Ms. Eklund’s 2nd graders created mementos of their visit. (Credit: Julie Lane.

This is Mr. Inzerillo’s 20th year at the Whale’s Tale, a business he started in the wake of the 9/11 attacks, initially working with his sister Heidi Inzerillo, who had worked in the World Trade Center, although she wasn’t in the office that day. While Ms. Inzerillo moved on to other East End jobs and eventually married and became a mother, Mr. Inzerillo has continued to run the business.

Some might envy the life he leads working a few months a year before heading to Florida for winters, but those working months are intense, he said. It means long hours, seven days a week, not simply scooping ice cream and handing out clubs for mini-golf. A day might start with early deliveries of ice cream along with disappointment that some popular flavors failed to arrive. There’s the need to keep pools on the mini-golf course maintained and cleaned. Electrical problems might crop up. Trees on the grounds need trimming. It’s all in a day’s work.

He recalls a busy day with customers when he was so overwhelmed, he called in his mother to come and assist. That same day, the entry door had broken and he needed to fix it, in between serving customers’ needs. Add to that a flood from the bathroom when a toilet got stuffed and wouldn’t flush. Again he said, all in a day’s work.

Machinery breaks and needs to be fixed before his products melt. He can even remember a day when he had to beg Dave Gurney to open up Ace Hardware so he could get parts immediately needed to fix a broken machine.

“I love my customers,” he said, and finds most are out for a good time who are polite and generous. But on one of those days when everything is going wrong and he hasn’t been able to hire enough help, there’s the occasional unhappy customer who tests his patience. “I reluctantly had to raise my prices,” he said about the complaint he has heard from one of those customers.
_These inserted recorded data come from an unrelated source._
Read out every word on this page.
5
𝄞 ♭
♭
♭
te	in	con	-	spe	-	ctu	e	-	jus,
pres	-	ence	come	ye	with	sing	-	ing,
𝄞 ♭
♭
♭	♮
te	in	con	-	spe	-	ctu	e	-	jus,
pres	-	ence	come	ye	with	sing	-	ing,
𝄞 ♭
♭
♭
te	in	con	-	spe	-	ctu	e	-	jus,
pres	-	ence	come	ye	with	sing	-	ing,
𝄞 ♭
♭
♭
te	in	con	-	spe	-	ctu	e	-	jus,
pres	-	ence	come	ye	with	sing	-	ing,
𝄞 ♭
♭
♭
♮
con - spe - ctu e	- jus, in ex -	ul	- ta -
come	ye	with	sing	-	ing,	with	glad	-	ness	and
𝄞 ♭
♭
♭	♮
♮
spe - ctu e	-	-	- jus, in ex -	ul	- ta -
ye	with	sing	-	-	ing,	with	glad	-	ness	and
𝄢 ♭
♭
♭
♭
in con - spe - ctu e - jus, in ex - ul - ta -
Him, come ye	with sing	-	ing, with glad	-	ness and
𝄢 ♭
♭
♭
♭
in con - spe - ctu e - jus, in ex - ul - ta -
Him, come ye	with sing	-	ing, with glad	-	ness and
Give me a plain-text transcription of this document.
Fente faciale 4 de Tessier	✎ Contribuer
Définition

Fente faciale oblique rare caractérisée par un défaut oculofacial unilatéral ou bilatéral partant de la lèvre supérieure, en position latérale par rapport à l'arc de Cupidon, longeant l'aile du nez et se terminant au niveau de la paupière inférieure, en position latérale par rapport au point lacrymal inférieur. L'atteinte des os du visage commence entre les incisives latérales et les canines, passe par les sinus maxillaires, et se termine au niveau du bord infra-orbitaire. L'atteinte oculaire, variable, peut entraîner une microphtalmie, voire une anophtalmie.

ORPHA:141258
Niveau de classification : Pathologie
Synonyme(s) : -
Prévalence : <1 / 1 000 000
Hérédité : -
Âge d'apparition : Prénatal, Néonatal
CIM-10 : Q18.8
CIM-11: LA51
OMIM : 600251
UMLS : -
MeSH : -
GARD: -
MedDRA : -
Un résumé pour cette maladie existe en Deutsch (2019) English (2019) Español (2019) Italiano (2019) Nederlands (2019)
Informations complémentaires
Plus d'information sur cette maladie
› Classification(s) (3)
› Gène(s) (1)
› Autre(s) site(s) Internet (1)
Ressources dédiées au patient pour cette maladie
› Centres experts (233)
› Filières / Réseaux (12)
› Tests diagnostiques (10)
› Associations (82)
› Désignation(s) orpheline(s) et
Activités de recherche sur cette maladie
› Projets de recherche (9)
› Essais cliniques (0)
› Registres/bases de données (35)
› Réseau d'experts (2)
Then there’s the pandemic that wiped out two months of the summer of 2020.

“It’s not for the meek,” Mr. Inzerillo said about operating a small business.

He came from a family that knew seasonal businesses, operating Flavors ice cream store and a bakery in Greenport, growing up knowing the challenges. It might have been that experience that prompted him earlier to choose another career path. He worked in real estate in New York City and as a stockbroker and even sold couches at one period of his life.

But ultimately, he traded in his business suits for the more relaxed garb of the East End.

Born and raised in Greenport, he loves the family-oriented spirit he finds in that community and on Shelter Island.

Each season, he’s accepted IOUs from customers who arrived with too little money. By the end of the summer, he finds all but a few have been paid. He has bandaged kids’ knees, provides rides for people whose vehicles have failed and graciously reaches out to the community that has enabled his business to thrive on the Island.

“This place has brought so much joy — so many smiling faces,” he said of Whale’s Tale.